What are the difference among entire, smooth, analytic and holomorphic in complex function? In complex analysis, I know that they have similar meaning.
However what are the difference among them? Especially for entire function, does entire function mean analytic function?
 A: "$f$ is holomorphic on $U$" means "the complex derivative of $f$ exists and is continuous on $U$".
"$f$ is entire" means means "$f$ is holomorphic on $\mathbb{C}$".
"$f$ is smooth on $U$" means a lot of different things in different contexts.
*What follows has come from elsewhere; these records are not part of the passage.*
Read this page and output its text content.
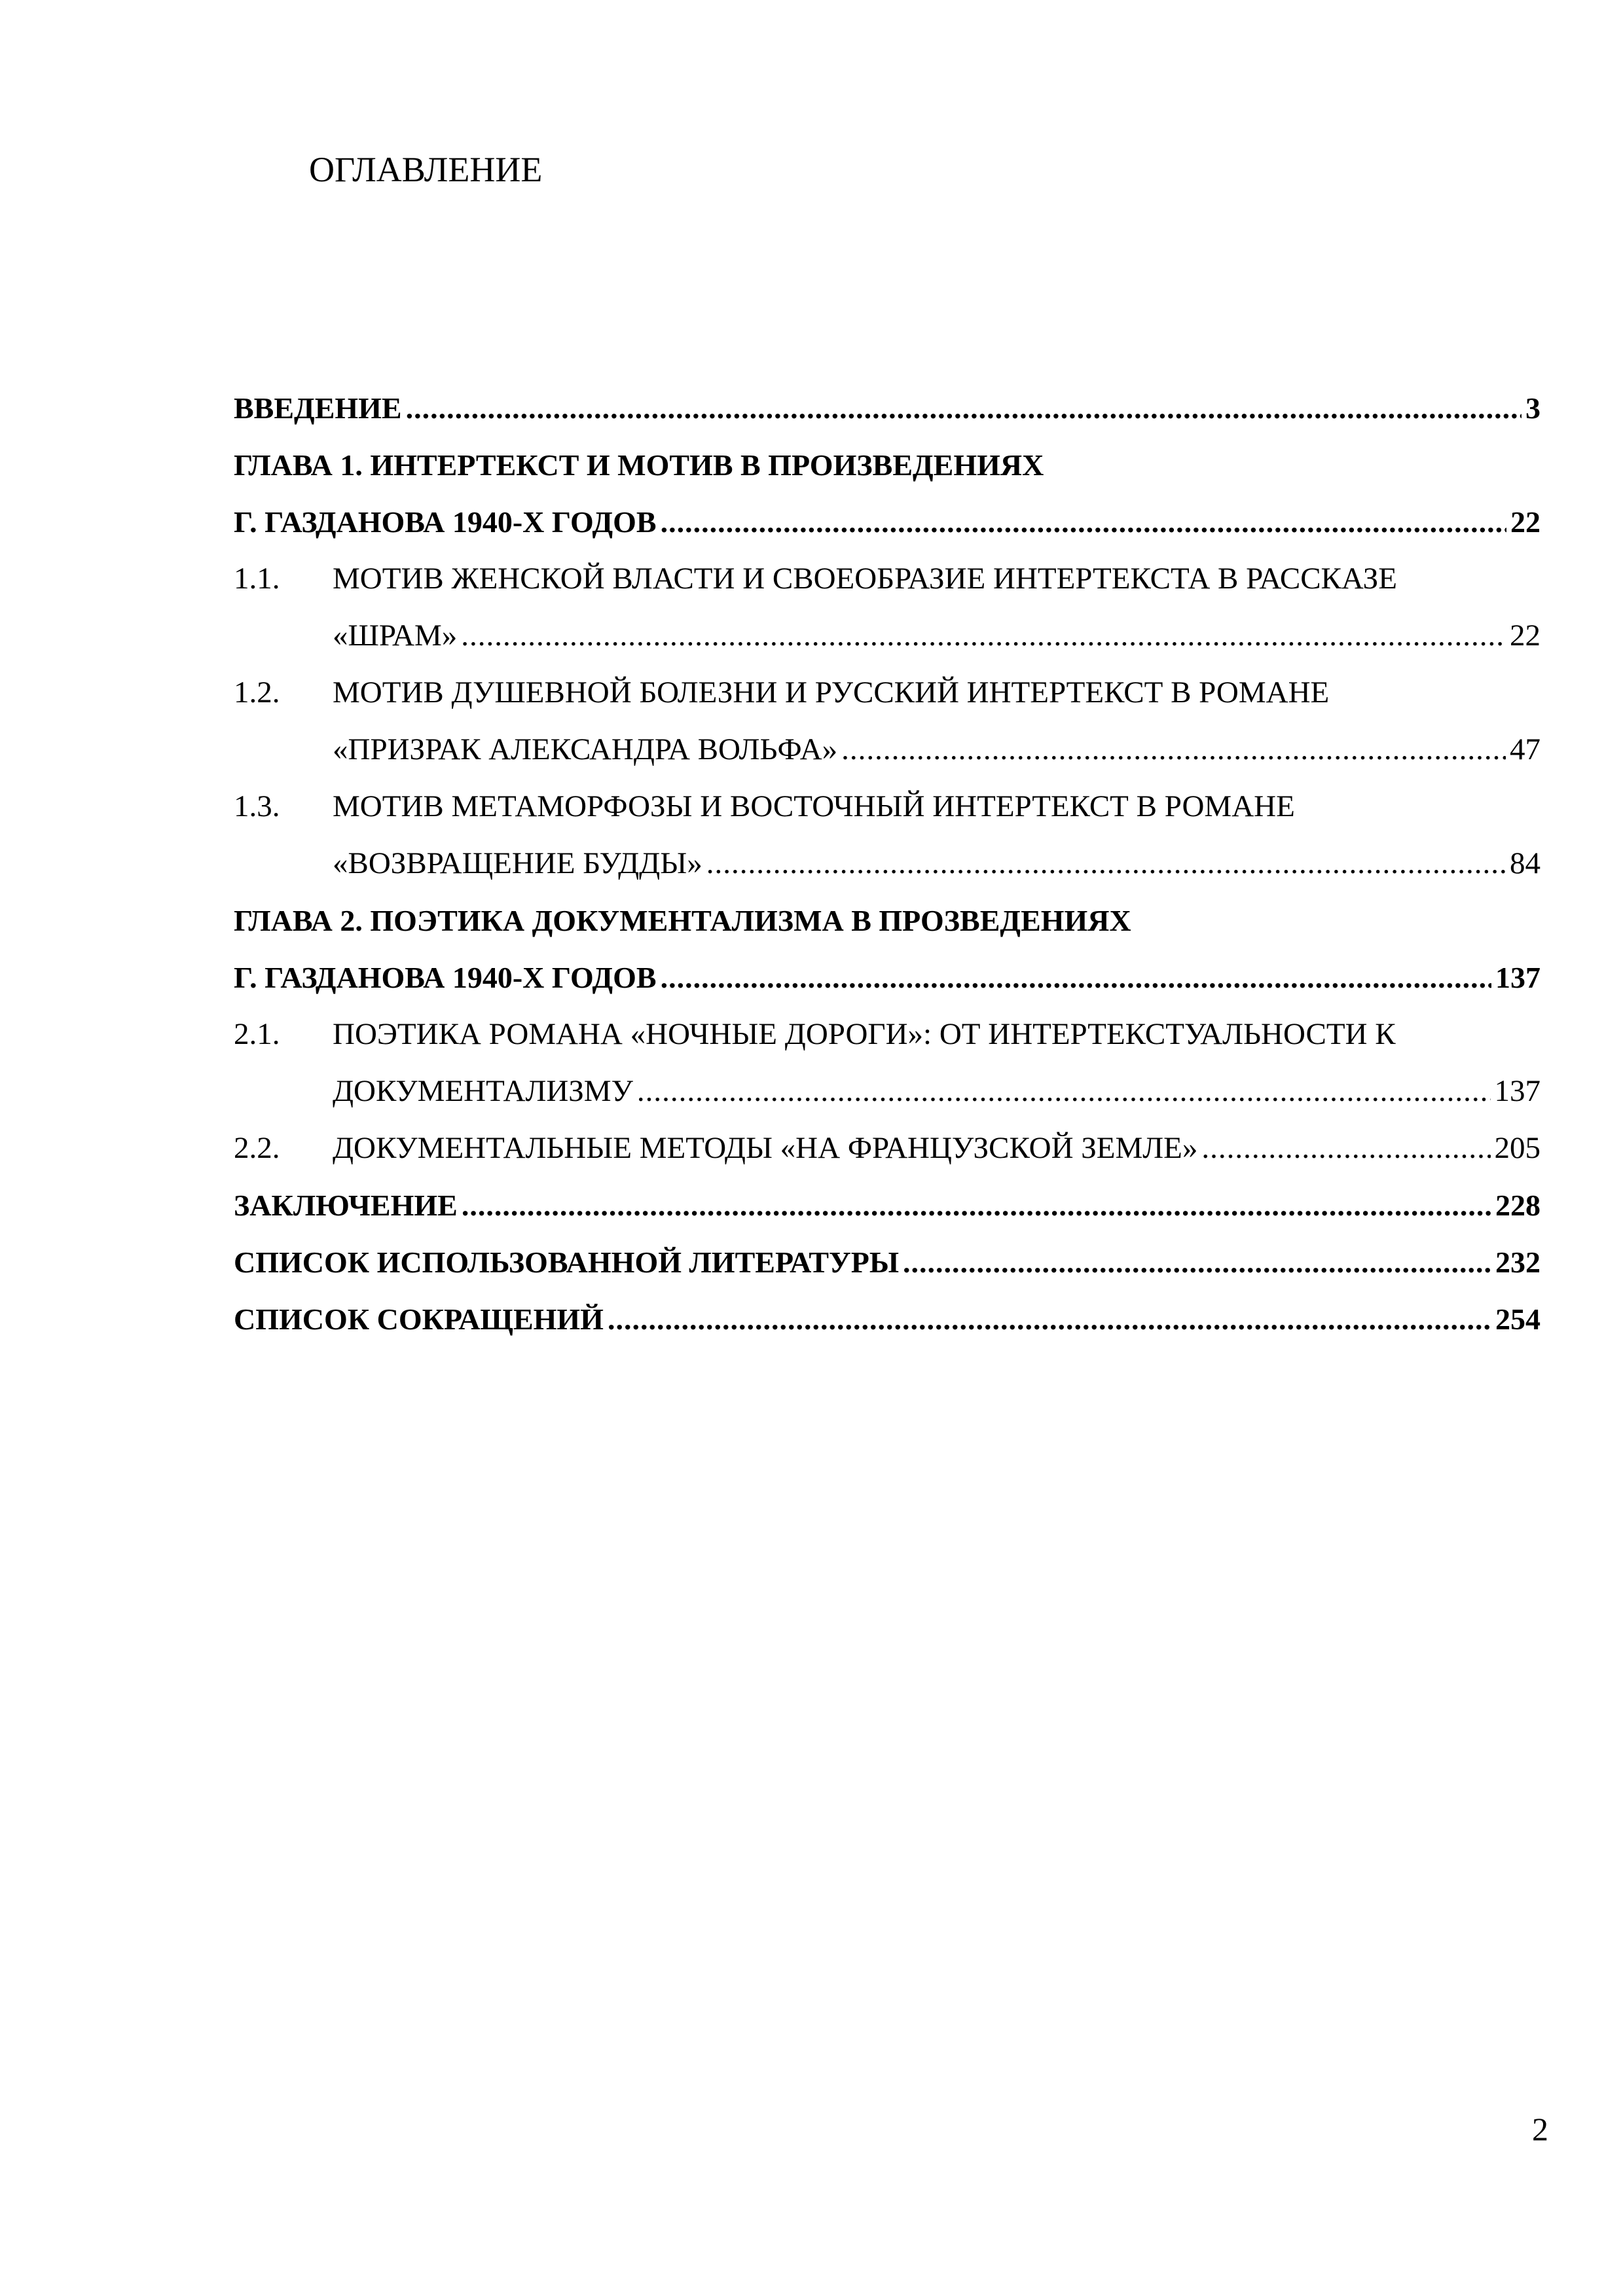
ОГЛАВЛЕНИЕ
ВВЕДЕНИЕ .....	3
ГЛАВА 1. ИНТЕРТЕКСТ И МОТИВ В ПРОИЗВЕДЕНИЯХ
Г. ГАЗДАНОВА 1940-Х ГОДОВ .....	22
1.1.	МОТИВ ЖЕНСКОЙ ВЛАСТИ И СВОЕОБРАЗИЕ ИНТЕРТЕКСТА В РАССКАЗЕ
«ШРАМ» .....	22
1.2.	МОТИВ ДУШЕВНОЙ БОЛЕЗНИ И РУССКИЙ ИНТЕРТЕКСТ В РОМАНЕ
«ПРИЗРАК АЛЕКСАНДРА ВОЛЬФА» .....	47
1.3.	МОТИВ МЕТАМОРФОЗЫ И ВОСТОЧНЫЙ ИНТЕРТЕКСТ В РОМАНЕ
«ВОЗВРАЩЕНИЕ БУДДЫ» .....	84
ГЛАВА 2. ПОЭТИКА ДОКУМЕНТАЛИЗМА В ПРОЗВЕДЕНИЯХ
Г. ГАЗДАНОВА 1940-Х ГОДОВ .....	137
2.1.	ПОЭТИКА РОМАНА «НОЧНЫЕ ДОРОГИ»: ОТ ИНТЕРТЕКСТУАЛЬНОСТИ К
ДОКУМЕНТАЛИЗМУ .....	137
2.2.	ДОКУМЕНТАЛЬНЫЕ МЕТОДЫ «НА ФРАНЦУЗСКОЙ ЗЕМЛЕ» .....	205
ЗАКЛЮЧЕНИЕ .....	228
СПИСОК ИСПОЛЬЗОВАННОЙ ЛИТЕРАТУРЫ .....	232
СПИСОК СОКРАЩЕНИЙ .....	254
2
For complex analysis, let us introduce the map $p : \mathbb{C} \to \mathbb{R}^2$ given by $p(x+iy)=(x,y)$. Then "$f$ is smooth on $U$" probably means that $p \circ f \circ p^{-1} : \mathbb{R}^2 \to \mathbb{R}^2$ is infinitely differentiable on $p(U)$. (In other words, the underlying function on the plane, where we forget about complex numbers, is smooth.) This concept doesn't come up very often in complex analysis because you really need to work with holomorphic functions to use complex-analytic methods.
"$f$ is analytic on $U$" a priori means "a power series expansion of $f$ exists on $U$". It is a remarkable fact in complex analysis that this is equivalent to $f$ being holomorphic on $U$. As a result of this the two terms are sometimes used interchangeably. Another result of this is that holomorphic functions are smooth (in the sense of the previous paragraph).